Asked about that speculation, Vumacam says it doesn’t use facial recognition and will not consider using it until the technology is adequately regulated. “We don’t believe that facial recognition technology as it stands (from any provider) is reliable enough for ethical use,” says Vumacam’s CEO Ricky Croock.

NEC XON, the South African subsidiary of the world’s largest facial recognition provider, which says the companies had tentative talks over two years ago about adding that feature to Vumacam’s platform, adds that the cameras aren’t suited for the technology, which Vumacam confirms.

So maybe it’s coming. Maybe it’s not. That’s the thing about a privatised model of public surveillance. It’s really hard to know.

The first thing Rob Nichol wants to show off is the control room. Down the hall from a shared office space, the CEO of the private security company AI Surveillance opens the door to a cavernous room with screens plastered on the walls.

The screens stream footage from cameras around the city that the company has been hired to monitor. They’re also mainly for show. The real action happens below, on two rows of computers, where employees monitor Vumacam’s Proof 360 software platform.

Rather than display dozens of video streams at once, Proof 360 uses AI and other analytics to show only the footage that triggers security alerts. These include systems for license plate recognition and detection of “unusual” activity.

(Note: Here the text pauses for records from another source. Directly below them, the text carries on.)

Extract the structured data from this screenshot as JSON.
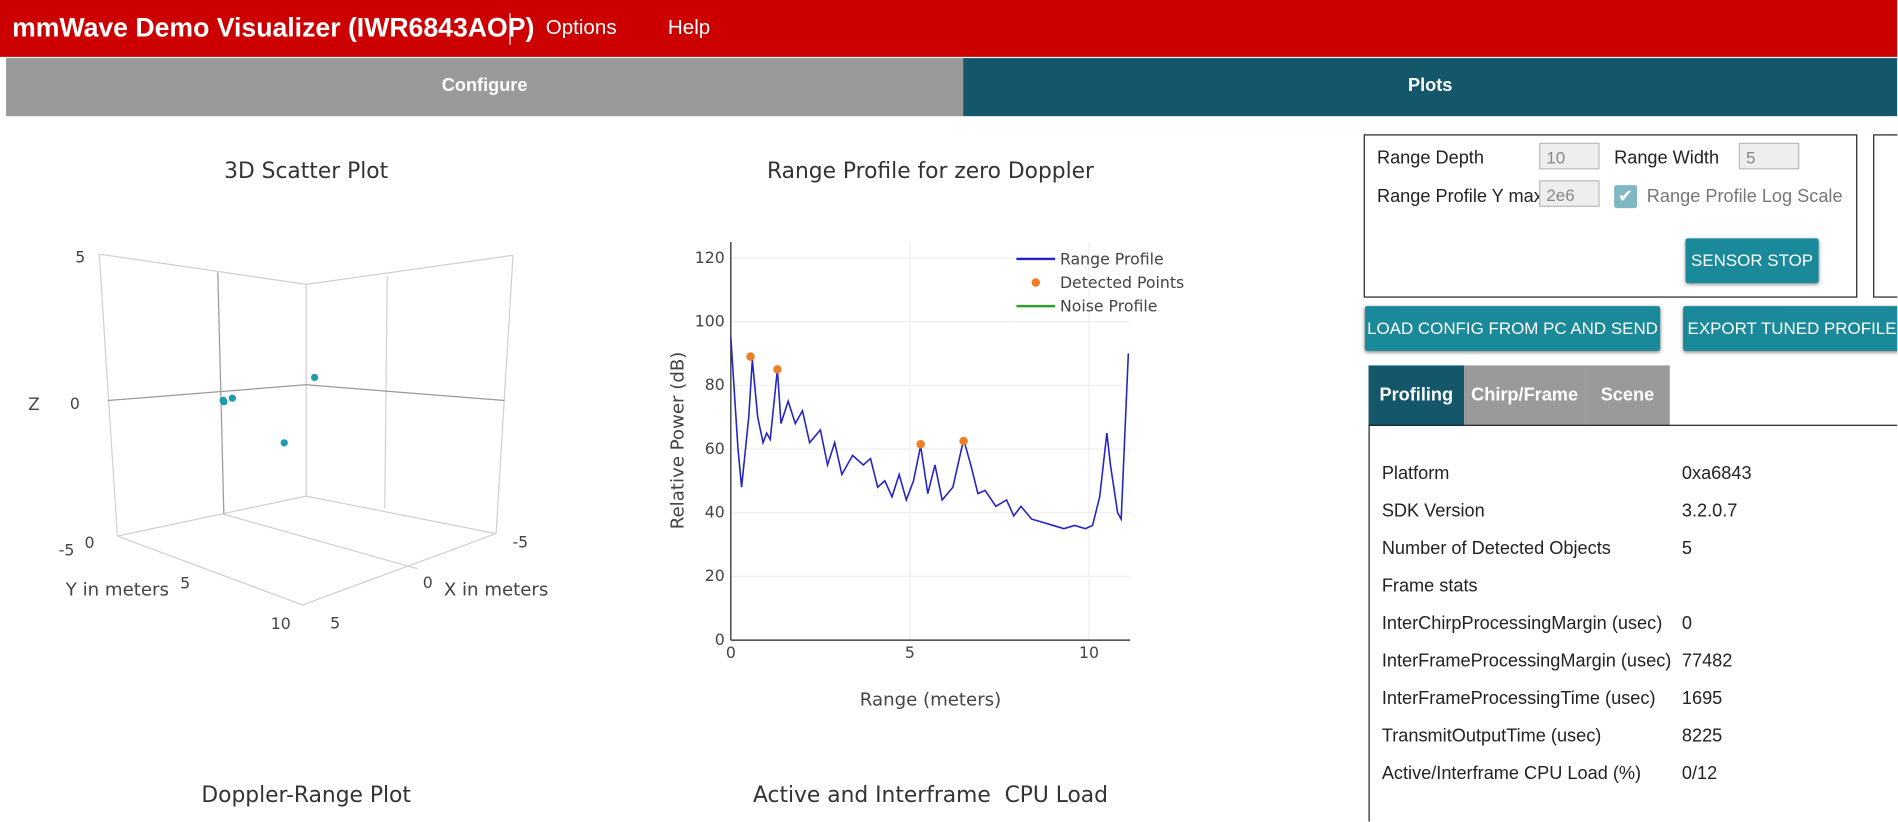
{
  "header": {
    "title": "mmWave Demo Visualizer (IWR6843AOP)",
    "menu": [
      "Options",
      "Help"
    ]
  },
  "tabs": [
    "Configure",
    "Plots"
  ],
  "settings": {
    "range_depth_label": "Range Depth",
    "range_depth": "10",
    "range_width_label": "Range Width",
    "range_width": "5",
    "ymax_label": "Range Profile Y max",
    "ymax": "2e6",
    "log_scale_label": "Range Profile Log Scale",
    "log_scale": true
  },
  "buttons": {
    "sensor": "SENSOR STOP",
    "load": "LOAD CONFIG FROM PC AND SEND",
    "export": "EXPORT TUNED PROFILE"
  },
  "info_tabs": [
    "Profiling",
    "Chirp/Frame",
    "Scene"
  ],
  "info_rows": [
    [
      "Platform",
      "0xa6843"
    ],
    [
      "SDK Version",
      "3.2.0.7"
    ],
    [
      "Number of Detected Objects",
      "5"
    ],
    [
      "Frame stats",
      null
    ],
    [
      "InterChirpProcessingMargin (usec)",
      "0"
    ],
    [
      "InterFrameProcessingMargin (usec)",
      "77482"
    ],
    [
      "InterFrameProcessingTime (usec)",
      "1695"
    ],
    [
      "TransmitOutputTime (usec)",
      "8225"
    ],
    [
      "Active/Interframe CPU Load (%)",
      "0/12"
    ]
  ],
  "plot_titles": [
    "Doppler-Range Plot",
    "Active and Interframe  CPU Load"
  ],
  "chart_data": [
    {
      "type": "scatter3d",
      "title": "3D Scatter Plot",
      "xlabel": "X in meters",
      "ylabel": "Y in meters",
      "zlabel": "Z",
      "x": [
        1.96,
        1.5,
        -2.94,
        -1.3,
        2.0
      ],
      "y": [
        5,
        5,
        5,
        5,
        5
      ],
      "z": [
        0.04,
        0.04,
        -0.46,
        -2.17,
        0.1
      ],
      "color": "#1f9bb0",
      "xticks": [
        -5,
        0,
        5
      ],
      "yticks": [
        0,
        5,
        10
      ],
      "zticks": [
        -5,
        0,
        5
      ]
    },
    {
      "type": "line",
      "title": "Range Profile for zero Doppler",
      "xlabel": "Range (meters)",
      "ylabel": "Relative Power (dB)",
      "xlim": [
        0,
        11.15
      ],
      "ylim": [
        0,
        125
      ],
      "xticks": [
        0,
        5,
        10
      ],
      "yticks": [
        0,
        20,
        40,
        60,
        80,
        100,
        120
      ],
      "grid": true,
      "legend": "top-right",
      "series": [
        {
          "name": "Range Profile",
          "color": "#2323c8",
          "mode": "lines",
          "x": [
            0,
            0.2,
            0.3,
            0.5,
            0.6,
            0.75,
            0.9,
            1.0,
            1.1,
            1.3,
            1.4,
            1.6,
            1.8,
            2.0,
            2.2,
            2.5,
            2.7,
            2.9,
            3.1,
            3.4,
            3.7,
            3.9,
            4.1,
            4.3,
            4.5,
            4.7,
            4.9,
            5.1,
            5.3,
            5.5,
            5.7,
            5.9,
            6.2,
            6.5,
            6.7,
            6.9,
            7.1,
            7.4,
            7.7,
            7.9,
            8.1,
            8.4,
            8.7,
            9.0,
            9.3,
            9.6,
            9.9,
            10.1,
            10.3,
            10.5,
            10.6,
            10.8,
            10.9,
            11.1
          ],
          "values": [
            95,
            60,
            48,
            70,
            88,
            70,
            62,
            65,
            63,
            85,
            68,
            75,
            68,
            72,
            62,
            66,
            55,
            62,
            52,
            58,
            55,
            57,
            48,
            50,
            45,
            52,
            44,
            50,
            61,
            46,
            55,
            44,
            48,
            63,
            55,
            46,
            47,
            42,
            44,
            39,
            42,
            38,
            37,
            36,
            35,
            36,
            35,
            36,
            45,
            65,
            55,
            40,
            38,
            90
          ]
        },
        {
          "name": "Detected Points",
          "color": "#f07e26",
          "mode": "markers",
          "x": [
            0.55,
            1.3,
            5.3,
            6.5
          ],
          "values": [
            89,
            85,
            61.5,
            62.5
          ]
        },
        {
          "name": "Noise Profile",
          "color": "#2ca02c",
          "mode": "lines",
          "x": [],
          "values": []
        }
      ]
    }
  ]
}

The latter is provided by a company known as iSentry, which originally developed it for the Australian military. The software trains on 100 hours of footage so each camera can learn “normal” behaviour, and then it flags anything deemed out of the ordinary. Each camera can also be configured with additional hard-coded rules. For example, it can be programmed with barriers that people should never cross and zones where cars should never stop.

At a monitoring station in the first row, the alerts appear one by one on a security worker’s screen. In one a man’s been flagged for running, in another a woman for standing in the hall while texting, in a third a woman for walking too close to a car. The operator reviews each one and clicks a “Dismiss” button on all of them. There’s also a comment box and a button marked “Escalate.”

An escalated alert is kicked back to the second row, where a dispatch team coordinates a response based on the alert type and the client’s instructions. Sometimes that means texting an on-site security guard to dispel loiterers. Other times it means calling the police to arrest a suspected criminal.

Nichol points to a wanted-car alert, which has pulled in information from a database that the South African Police Service or SAPS, maintains for vehicles linked to criminal activity. “It is very important that you take note of these vehicles,” he reads in the comments that SAPS wrote as a warning to security guards tasked with responding to the alert and apprehending the perpetrators.

“They are involved in multiple home invasions and murders and are very dangerous. Use high-calibre weapons and will not hesitate to shoot. Call your security company and SAPS IMMEDIATELY.”

Vumacam uses a subscription-based model: entities registered with the private security industry regulator as well as SAPS and metropolitan police departments can rent access to whichever cluster of camera-feeds they want within the Proof 360 platform. In 2019, the company charged 730 South African rand (roughly $50) a month per camera. It declined to give its latest pricing.

The bulk of Vumacam’s subscribers have thus far been private security companies like AI Surveillance, which supply anything from armed guards to monitoring for a wide range of clients, including schools, businesses, and residential neighbourhoods. This was always the plan: Vumacam CEO Croock started AI Surveillance with Nichol shortly after founding Vumacam and then stepped away to avoid conflicts with other Vumacam customers.

Today a Vumacam subscription has become a de facto standard for security companies that operate in and around Johannesburg’s more affluent suburbs and commercial areas.

“I don’t see a public space provider being able to effectively provide public security without the cameras,” says Ryan Roseveare, who lives in Craighall Park, one of the first suburbs in the country to adopt Vumacam.